第12話:危うくスルーしてしまった
***
その日は一日中、笑川の周りに目を配った。
和田が近づいたり、何か怪しい動きをしないかを監視した。
もちろん彼以外にも、笑川の周りで誰かストーキングのような行動をする男子がいないか見張った。
さすがに女子トイレの中までついて行くわけにはいかない。だけどそれ以外は、笑川から目を離さずに一日を過ごした。
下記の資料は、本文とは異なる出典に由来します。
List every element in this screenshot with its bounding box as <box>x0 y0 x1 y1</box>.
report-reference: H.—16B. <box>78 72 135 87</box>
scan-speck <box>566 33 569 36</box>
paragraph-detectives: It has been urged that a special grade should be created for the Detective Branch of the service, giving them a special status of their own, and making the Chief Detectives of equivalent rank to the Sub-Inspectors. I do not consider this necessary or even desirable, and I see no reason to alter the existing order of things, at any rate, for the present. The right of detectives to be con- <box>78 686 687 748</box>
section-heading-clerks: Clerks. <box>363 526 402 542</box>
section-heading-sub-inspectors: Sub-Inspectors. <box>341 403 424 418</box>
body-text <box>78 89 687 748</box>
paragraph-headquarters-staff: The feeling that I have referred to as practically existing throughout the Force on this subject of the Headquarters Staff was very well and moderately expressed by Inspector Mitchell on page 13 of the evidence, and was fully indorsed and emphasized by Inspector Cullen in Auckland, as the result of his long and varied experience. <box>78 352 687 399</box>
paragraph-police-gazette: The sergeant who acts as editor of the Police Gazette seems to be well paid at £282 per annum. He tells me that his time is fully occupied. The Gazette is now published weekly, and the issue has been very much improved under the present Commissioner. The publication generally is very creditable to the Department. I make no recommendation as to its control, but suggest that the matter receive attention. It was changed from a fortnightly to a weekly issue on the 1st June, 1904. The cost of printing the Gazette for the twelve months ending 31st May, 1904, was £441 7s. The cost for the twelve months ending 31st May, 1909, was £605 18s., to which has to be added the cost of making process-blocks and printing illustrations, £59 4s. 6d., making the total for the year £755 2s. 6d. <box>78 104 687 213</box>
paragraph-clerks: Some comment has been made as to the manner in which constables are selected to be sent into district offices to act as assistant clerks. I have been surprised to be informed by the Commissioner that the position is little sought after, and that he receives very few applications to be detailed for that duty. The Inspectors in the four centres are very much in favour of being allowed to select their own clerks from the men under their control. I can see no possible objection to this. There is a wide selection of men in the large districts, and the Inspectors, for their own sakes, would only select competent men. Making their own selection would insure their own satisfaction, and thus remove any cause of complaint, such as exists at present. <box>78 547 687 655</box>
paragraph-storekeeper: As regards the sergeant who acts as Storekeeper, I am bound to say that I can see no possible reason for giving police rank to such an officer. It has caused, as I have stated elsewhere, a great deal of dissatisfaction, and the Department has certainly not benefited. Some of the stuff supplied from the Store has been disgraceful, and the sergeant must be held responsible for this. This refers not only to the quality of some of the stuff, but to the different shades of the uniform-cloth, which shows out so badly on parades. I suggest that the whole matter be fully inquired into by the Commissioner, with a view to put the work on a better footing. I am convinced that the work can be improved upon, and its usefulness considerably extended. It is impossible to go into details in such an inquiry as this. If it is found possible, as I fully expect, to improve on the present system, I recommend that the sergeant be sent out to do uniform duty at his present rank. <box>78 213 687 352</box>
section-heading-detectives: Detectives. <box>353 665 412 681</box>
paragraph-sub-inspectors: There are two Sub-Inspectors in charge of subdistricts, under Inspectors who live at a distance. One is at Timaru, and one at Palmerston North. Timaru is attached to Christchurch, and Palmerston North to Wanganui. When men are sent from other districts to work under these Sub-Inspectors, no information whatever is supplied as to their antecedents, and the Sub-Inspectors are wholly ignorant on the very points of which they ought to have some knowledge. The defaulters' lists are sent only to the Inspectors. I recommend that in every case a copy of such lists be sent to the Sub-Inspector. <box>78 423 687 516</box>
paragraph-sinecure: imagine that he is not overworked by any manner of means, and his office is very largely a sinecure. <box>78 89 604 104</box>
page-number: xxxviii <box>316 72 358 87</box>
だけど笑川に近づいたり、遠くから笑川を見つめるような男子の姿は、誰もなかった。
──そして一日の授業が終わった。
今日は自宅の最寄り駅で落ち合って一緒に帰るように、事前に打ち合わせてある。
前回の反省を生かしたのである。
うん、俺はやればできる子なのである。
だから駅まで別々に歩いた。電車も同じ車両に乗ってはいたが、お互いに知らぬふりをして、自宅最寄りの駅まで着いた。
改札を抜けてエスカレーターで地上に上がる。
そこで待ち合わせしていた
ここからは徒歩で15分ほど、彼女の家まで歩くだけだ。
「あのさホムホム」
並んで自宅に向けて歩きながら、笑川が何げなく話しかけてきた。
「ん? なに?」
「今日、気がつかない間に、制服のブレザーのポケットに封筒が入れられたんだよね」
「ふぅーん」
笑川が最初、コンビニでジュースを買うくらいの当たり前っぽい言い方するから、危うくスルーしてしまった。
「それがまたストーカーさんからのお手紙だったのだ」
「そっか……はっ? な、なんだって!?」
ちょっと待てよ!
いったいいつの間に、制服のポケットに手紙を入れたんだよ?
今日一日、あれだけ警戒していたのに気がつかなかった。
「どんな手紙だったんだ?」
笑川はブレザーのポッケから白い封筒を取り出した。
表には何も書かれていない。
俺はそれを受け取って、封筒の中から手紙を取り出した。
『なぜ僕の警告を無視するのだ。もしも君が他の人に好意を寄せるなら、僕はその人を決して許さない。前回僕がそう言ったことを忘れるな』
なんだこれ。明らかにこの前の脅迫文の続きだ。
「なぜ僕の警告を無視するのだ……って、どういうことだ?」
「ホムホムと仲良く一緒に行動してることを言ってんじゃない?」
「うぐっ……」
確かにそんな気がする。
くそっ、俺のせいかよ。
別に笑川は俺に好意を寄せてるわけじゃない。だけど俺たちは昨日から一緒に行動してるから、ストーカー野郎から見たらそう見えるのだろう。
「ブレザーを脱いでどこかに置いたりしたか?」
今日の記憶を探っても、笑川がそんなことをした覚えはない。だけど念のための確認だ。
「ううん。今日は一回も脱いでない」
やっぱりそうか。──ということはつまり。
誰かが笑川自身に近づかないと、彼女のブレザーに手紙を入れることは不可能だ。
今日俺は一日中笑川を見張っていた。
しかし彼女に接近した男子はゼロだ。
いや、念のために笑川にも確認をしよう。
「誰か、近づいて来た男子に心当たりは?」
「ううん。誰もいないよ」
だとすれば……誰が、いったいどうやって手紙を笑川のブレザーポケットに入れたのか。
──うーむ、わからん。
犯人のヤツはなにかトリックでも使ったのか。
それはわからないけど、ストーカー野郎に『してやられた感』が強くて、めちゃくちゃ気分が悪い。
「くっそ、ムカつく」
──そんな気分を抱えたまま、俺は自宅に帰った。